The influential magazine also noted that gold has vastly
underperformed other base metals. While gold, in U.S. dollars, has
gained 26% since the start of 2004, copper has doubled over the same
period and silver has increased 47%. Meanwhile, crude oil has risen
74% and natural gas is up a stunning 186%.

In other words, gold is something of a laggard as a commodity -- and
this has created some big headaches for gold producers, which have
been popular vehicles for riding the rising price of gold.

Strong commodity prices have led to soaring production costs at many
gold mines. According to Mr. Hathaway, the cost of starting up a new
mine has increased about 30% over the past five years. These rising
costs have undercut profits and depressed share prices in many cases.

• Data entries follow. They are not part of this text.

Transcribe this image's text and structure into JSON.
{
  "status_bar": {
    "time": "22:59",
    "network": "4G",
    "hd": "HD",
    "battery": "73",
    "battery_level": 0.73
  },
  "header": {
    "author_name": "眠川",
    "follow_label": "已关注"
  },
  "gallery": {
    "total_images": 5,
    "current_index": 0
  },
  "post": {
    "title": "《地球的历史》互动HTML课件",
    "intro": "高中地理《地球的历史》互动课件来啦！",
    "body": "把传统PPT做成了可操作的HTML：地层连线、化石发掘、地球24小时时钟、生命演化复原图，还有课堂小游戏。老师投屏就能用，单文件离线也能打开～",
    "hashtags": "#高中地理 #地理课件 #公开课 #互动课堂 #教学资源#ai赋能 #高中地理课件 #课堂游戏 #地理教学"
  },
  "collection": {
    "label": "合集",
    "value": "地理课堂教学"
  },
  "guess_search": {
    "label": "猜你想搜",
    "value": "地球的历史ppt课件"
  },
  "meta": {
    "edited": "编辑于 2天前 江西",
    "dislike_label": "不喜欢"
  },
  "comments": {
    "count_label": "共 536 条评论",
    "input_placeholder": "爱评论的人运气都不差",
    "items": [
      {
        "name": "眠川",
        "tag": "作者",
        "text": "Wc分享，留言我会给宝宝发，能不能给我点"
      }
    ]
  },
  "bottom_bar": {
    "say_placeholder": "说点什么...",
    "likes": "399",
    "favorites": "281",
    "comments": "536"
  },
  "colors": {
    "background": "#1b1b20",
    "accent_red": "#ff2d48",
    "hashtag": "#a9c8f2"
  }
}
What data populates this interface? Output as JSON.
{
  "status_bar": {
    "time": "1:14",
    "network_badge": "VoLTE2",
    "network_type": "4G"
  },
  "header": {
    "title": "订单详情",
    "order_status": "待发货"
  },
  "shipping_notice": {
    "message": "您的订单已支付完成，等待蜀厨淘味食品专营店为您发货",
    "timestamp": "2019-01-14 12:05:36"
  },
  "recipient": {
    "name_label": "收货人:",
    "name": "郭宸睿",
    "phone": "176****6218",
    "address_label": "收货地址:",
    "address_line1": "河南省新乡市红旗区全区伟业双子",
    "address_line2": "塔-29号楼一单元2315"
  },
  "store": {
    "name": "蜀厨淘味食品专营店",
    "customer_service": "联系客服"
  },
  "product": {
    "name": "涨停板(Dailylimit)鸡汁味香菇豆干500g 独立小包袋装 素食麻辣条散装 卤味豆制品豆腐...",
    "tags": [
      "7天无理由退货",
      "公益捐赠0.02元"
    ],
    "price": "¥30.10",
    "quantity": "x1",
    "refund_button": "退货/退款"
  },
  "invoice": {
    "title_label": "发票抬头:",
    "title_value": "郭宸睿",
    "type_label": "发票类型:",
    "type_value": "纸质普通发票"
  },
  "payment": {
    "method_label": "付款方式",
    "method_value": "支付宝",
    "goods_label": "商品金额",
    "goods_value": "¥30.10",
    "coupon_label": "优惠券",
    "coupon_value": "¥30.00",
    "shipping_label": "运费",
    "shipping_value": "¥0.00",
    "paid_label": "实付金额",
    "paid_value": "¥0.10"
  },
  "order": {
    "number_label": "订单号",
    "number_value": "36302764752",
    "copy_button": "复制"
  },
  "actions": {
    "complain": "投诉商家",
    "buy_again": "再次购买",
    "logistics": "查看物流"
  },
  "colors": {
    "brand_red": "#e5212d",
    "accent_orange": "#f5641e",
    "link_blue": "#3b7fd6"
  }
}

"All mining companies are facing increased input costs on everything
from fuel, labour, rubber and carbon," said analysts at BMO Nesbitt
Burns in a recent research note. "Combined with ageing mines, start-
ups or otherwise marginal operations, rising costs can prove lethal
for a junior company with limited financial resources."

They noted at the end of November that the 13 junior gold producers
they follow have seen their share prices plummet an average of 21%
this year.

Senior gold producers have fared better, but still lag their
underlying commodity. The shares of Barrick Gold Corp. are up a
lacklustre 13.4% this year.

The shares of Placer Dome Inc. are up a healthier 20% this year, but
most of this return has occurred since the end of October, when
Barrick announced its intention to acquire its rival.

Some observers blame the gap between the rising price of gold and
relatively unspectacular share appreciation on the fact that some
companies dilute their earnings by issuing more shares.

"I'm very vocal about how investor-unfriendly the success of share
issuance is," said Mr. Hathaway in a Barron's interview last
month. "I'm particularly upset with the Canadian investment banks
that do these deals."

Indeed, it is through share issues that the current mergers and
acquisition frenzy in gold is being funded. Last week, Goldcorp Inc.
grabbed a property from Virginia Gold Mines Inc., Iamgold Corp. said
it is acquiring Gallery Gold Ltd. and Yamana Gold Inc. said it is
buying RNC Gold Inc. The market doesn't expect it to end there, but
as Desjardins Securities noted last week, a lack of cash in the
sector means that most of these acquisitions will be funded with
shares.

This merger frenzy is being driven largely by the gold price, but
how long it can last is still a big question. "Really, at these
levels we're in unchartered territory and all bets are off," Sean
Russo, a director of Sydney-based risk advisory and funds management
firm Noah's Rule, told Dow Jones on Friday. "Anything could happen."